キッチンの方向に顔を向けてくんくんと匂いを嗅ぐ仕草が可愛い。

「正解!今最後の生地を焼いているから、焼き終えたら一緒に食べよ。」

「いいね!僕、コーヒー淹れるよ。アカリのクッキーと僕のコーヒーの相性は抜群だからね。ちょっと待ってて。手を洗ってくるから!」

そんな慌てなくても、そんなすぐに焼き上がらないのに。まぁ、喜んでもらえてよかったけど。

歴代の彼氏には、仕事が忙しくて料理や手作りお菓子を振る舞う機会がなかった。初めての彼氏は大学に入ってからで、手作りが苦手だった。
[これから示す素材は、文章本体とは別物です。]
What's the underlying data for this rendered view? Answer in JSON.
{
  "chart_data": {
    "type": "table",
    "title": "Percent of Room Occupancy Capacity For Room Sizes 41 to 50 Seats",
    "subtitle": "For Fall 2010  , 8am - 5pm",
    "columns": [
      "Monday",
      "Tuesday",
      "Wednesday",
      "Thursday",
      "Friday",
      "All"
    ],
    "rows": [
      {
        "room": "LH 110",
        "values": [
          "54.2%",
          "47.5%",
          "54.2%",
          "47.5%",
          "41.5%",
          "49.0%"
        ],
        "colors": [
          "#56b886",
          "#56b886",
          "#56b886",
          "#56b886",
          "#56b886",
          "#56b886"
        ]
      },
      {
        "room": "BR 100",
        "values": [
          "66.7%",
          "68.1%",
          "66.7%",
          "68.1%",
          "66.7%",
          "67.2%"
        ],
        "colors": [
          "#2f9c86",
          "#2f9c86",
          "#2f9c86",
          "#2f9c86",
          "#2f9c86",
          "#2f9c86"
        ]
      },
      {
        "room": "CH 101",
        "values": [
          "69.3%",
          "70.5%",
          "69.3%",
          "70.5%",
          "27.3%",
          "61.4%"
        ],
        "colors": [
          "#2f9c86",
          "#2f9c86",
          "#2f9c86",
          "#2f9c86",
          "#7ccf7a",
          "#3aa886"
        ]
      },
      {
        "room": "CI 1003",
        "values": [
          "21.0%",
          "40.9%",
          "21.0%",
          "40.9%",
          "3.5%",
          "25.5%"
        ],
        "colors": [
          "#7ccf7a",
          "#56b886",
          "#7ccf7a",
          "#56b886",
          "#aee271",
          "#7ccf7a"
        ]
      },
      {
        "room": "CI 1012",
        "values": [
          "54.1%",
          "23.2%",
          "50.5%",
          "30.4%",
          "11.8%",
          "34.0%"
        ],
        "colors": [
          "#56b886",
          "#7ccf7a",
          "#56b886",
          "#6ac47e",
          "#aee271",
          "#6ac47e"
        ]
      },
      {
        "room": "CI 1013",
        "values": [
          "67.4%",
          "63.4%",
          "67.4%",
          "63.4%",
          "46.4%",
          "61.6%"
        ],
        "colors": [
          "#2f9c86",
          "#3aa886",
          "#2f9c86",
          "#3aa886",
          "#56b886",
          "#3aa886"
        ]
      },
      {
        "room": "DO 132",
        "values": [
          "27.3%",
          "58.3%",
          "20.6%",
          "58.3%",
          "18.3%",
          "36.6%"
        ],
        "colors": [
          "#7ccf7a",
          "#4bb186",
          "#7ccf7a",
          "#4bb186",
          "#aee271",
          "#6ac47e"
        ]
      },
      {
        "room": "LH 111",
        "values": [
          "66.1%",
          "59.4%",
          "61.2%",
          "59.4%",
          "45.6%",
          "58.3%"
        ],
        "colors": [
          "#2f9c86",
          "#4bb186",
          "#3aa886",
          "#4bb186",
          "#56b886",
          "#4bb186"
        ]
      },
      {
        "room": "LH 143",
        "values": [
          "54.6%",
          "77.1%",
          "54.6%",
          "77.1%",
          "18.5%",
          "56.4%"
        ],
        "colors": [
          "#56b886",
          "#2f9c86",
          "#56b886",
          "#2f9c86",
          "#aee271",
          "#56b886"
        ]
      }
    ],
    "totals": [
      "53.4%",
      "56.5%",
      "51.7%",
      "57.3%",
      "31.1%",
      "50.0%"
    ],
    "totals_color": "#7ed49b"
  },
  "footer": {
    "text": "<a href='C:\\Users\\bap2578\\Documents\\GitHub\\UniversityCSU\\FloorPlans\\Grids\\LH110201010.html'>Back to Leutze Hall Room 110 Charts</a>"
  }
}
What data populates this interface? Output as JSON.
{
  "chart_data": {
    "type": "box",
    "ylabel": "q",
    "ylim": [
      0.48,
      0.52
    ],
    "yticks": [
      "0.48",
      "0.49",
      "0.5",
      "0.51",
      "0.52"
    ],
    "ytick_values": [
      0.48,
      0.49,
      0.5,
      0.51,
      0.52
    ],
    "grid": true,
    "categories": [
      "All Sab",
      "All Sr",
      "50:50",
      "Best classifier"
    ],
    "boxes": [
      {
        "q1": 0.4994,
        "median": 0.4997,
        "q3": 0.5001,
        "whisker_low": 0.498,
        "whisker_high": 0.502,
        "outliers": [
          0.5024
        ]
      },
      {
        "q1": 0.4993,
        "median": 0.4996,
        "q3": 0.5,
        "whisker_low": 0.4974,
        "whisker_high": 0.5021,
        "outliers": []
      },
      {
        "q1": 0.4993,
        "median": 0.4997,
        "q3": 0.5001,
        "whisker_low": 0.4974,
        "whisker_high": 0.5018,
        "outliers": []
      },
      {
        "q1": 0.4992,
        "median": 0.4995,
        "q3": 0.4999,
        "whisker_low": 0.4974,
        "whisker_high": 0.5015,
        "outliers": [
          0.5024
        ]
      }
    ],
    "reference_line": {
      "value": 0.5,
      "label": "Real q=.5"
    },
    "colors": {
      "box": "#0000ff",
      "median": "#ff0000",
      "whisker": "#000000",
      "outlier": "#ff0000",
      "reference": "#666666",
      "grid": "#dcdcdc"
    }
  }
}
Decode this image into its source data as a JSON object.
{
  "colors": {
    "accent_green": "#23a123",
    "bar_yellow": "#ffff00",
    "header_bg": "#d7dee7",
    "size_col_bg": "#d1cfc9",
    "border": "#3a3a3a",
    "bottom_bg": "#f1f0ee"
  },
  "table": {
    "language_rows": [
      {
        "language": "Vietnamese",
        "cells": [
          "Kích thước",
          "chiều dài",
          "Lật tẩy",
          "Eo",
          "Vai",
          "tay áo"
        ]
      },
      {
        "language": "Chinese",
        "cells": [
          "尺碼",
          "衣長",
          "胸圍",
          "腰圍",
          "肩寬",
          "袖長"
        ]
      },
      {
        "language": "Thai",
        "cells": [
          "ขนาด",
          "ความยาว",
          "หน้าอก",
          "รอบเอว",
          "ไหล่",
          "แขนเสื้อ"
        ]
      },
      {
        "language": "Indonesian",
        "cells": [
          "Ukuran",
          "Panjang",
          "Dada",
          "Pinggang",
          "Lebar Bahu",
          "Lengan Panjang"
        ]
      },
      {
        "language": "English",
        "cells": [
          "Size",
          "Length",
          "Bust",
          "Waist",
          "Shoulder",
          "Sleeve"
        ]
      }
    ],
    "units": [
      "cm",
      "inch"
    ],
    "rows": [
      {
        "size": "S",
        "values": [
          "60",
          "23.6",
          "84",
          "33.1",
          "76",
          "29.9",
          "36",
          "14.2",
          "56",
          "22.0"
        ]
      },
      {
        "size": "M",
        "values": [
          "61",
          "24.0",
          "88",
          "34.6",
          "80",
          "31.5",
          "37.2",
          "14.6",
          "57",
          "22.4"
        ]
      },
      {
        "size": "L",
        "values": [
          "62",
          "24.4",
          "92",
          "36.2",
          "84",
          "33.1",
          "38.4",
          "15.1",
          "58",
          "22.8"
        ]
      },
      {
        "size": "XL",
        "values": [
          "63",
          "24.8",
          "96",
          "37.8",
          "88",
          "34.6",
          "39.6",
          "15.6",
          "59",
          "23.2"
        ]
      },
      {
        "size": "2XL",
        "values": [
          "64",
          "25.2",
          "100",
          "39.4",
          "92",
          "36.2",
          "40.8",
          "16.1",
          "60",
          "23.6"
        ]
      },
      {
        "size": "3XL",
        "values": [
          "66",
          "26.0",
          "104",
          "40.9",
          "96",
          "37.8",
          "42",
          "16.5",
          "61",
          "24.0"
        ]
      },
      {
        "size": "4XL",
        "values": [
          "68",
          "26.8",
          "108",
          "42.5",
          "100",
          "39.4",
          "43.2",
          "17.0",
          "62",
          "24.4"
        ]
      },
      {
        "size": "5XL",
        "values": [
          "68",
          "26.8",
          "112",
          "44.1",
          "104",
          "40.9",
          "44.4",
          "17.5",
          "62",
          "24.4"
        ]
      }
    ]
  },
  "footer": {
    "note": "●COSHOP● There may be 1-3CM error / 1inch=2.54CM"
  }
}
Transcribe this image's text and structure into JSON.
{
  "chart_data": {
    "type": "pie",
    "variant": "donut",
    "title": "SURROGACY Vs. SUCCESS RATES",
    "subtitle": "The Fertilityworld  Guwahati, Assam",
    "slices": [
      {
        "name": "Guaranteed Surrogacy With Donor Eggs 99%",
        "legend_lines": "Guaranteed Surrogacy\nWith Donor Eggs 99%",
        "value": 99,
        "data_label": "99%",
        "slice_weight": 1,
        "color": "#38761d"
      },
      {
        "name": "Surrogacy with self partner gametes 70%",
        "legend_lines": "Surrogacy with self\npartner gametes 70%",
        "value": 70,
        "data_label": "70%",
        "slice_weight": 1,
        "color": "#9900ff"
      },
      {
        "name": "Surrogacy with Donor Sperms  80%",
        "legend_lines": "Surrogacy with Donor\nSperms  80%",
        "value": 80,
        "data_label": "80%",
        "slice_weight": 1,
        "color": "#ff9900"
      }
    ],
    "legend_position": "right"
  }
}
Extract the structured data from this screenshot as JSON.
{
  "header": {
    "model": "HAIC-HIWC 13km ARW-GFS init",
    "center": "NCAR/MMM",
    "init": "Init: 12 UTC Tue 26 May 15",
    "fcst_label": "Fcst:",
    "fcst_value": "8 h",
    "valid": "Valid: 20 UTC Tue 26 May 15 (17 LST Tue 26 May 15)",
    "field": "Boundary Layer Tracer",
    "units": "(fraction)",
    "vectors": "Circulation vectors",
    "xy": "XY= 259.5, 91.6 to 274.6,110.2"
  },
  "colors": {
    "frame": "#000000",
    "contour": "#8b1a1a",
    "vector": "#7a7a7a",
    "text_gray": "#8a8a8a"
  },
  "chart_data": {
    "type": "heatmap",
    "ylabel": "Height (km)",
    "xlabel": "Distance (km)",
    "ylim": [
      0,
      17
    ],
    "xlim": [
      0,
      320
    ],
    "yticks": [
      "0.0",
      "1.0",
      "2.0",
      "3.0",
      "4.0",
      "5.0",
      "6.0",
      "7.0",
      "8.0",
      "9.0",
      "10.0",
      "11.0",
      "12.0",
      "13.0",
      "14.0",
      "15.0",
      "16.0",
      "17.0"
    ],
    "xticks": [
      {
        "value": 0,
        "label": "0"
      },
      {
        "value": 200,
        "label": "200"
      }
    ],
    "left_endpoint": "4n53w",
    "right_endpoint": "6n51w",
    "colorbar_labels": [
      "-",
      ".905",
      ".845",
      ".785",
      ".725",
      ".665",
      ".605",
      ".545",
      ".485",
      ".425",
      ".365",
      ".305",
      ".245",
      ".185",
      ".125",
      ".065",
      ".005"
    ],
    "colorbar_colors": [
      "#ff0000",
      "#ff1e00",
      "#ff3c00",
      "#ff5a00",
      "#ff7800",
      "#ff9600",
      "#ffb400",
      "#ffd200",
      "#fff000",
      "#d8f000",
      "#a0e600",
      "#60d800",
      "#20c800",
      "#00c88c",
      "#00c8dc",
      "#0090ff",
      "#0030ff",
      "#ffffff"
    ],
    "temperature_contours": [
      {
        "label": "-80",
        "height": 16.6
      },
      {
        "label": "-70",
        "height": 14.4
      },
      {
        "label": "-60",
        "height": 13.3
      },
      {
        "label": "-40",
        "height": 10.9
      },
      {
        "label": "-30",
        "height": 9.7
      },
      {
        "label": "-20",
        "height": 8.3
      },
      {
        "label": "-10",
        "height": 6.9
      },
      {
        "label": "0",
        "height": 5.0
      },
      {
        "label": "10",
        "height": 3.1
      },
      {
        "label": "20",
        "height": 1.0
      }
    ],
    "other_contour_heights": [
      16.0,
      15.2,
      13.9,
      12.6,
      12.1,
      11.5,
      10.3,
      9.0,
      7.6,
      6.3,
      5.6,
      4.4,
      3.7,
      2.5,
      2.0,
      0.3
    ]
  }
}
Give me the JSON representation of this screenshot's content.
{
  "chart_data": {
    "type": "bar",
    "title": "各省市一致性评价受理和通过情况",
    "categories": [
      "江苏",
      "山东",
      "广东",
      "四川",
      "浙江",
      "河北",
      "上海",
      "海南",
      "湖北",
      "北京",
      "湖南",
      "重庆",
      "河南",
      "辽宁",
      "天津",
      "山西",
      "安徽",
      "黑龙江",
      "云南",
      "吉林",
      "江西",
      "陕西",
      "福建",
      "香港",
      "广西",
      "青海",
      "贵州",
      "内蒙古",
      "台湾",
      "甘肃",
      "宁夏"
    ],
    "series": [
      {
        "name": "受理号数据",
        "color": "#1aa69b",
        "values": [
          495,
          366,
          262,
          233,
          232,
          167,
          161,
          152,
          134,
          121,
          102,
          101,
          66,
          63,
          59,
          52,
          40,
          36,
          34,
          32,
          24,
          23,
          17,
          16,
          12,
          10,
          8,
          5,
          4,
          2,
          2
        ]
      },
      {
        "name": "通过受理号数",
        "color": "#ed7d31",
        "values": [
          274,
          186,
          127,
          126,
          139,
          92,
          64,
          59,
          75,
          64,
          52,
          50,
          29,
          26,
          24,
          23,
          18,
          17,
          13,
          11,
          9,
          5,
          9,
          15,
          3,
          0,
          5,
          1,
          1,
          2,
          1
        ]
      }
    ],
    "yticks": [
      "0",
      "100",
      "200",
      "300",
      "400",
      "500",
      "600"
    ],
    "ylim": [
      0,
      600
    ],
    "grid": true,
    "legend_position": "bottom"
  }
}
「より美味しいものが安価で手に入るのに、わざわざ冒険して手作りを食べる意味がわからない。」

そう言われた時は悲しかったな。私の手作りを食べることは望見なんだ・・・なんかごめんね・・・て。
だから、あんなに喜んでくれるジェイドが相手だと作りがいがある。・・・彼氏じゃないのが残念だけど。

それにしても、私とジェイドはどういう関係なんだろう。これは同棲?・・・いやいや、ただの居候と家主がちょっと仲良いってだけか。
ジェイドは私に対して、大型犬みたいな反応をする。だからか勘違いしそうになる時があるんだよね。うっかり好きだとか言っちゃったら、そんなつもりじゃなかったとか言って追い出されるかもしれない。気まずいのは嫌だし、すぐに出て行けと言われてもそこまでのお金がない。

・・・現実は厳しい。
勘違いしない!しちゃいけない!ジェイドはおじいさんが亡くなった寂しいタイミングで私が来たから、私で寂しさを紛らわせているだけよ。寂しがり屋のウサギジェイドって言い聞かせよう。うん・・・想像したら、うさ耳のジェイド超可愛いな・・・・・・。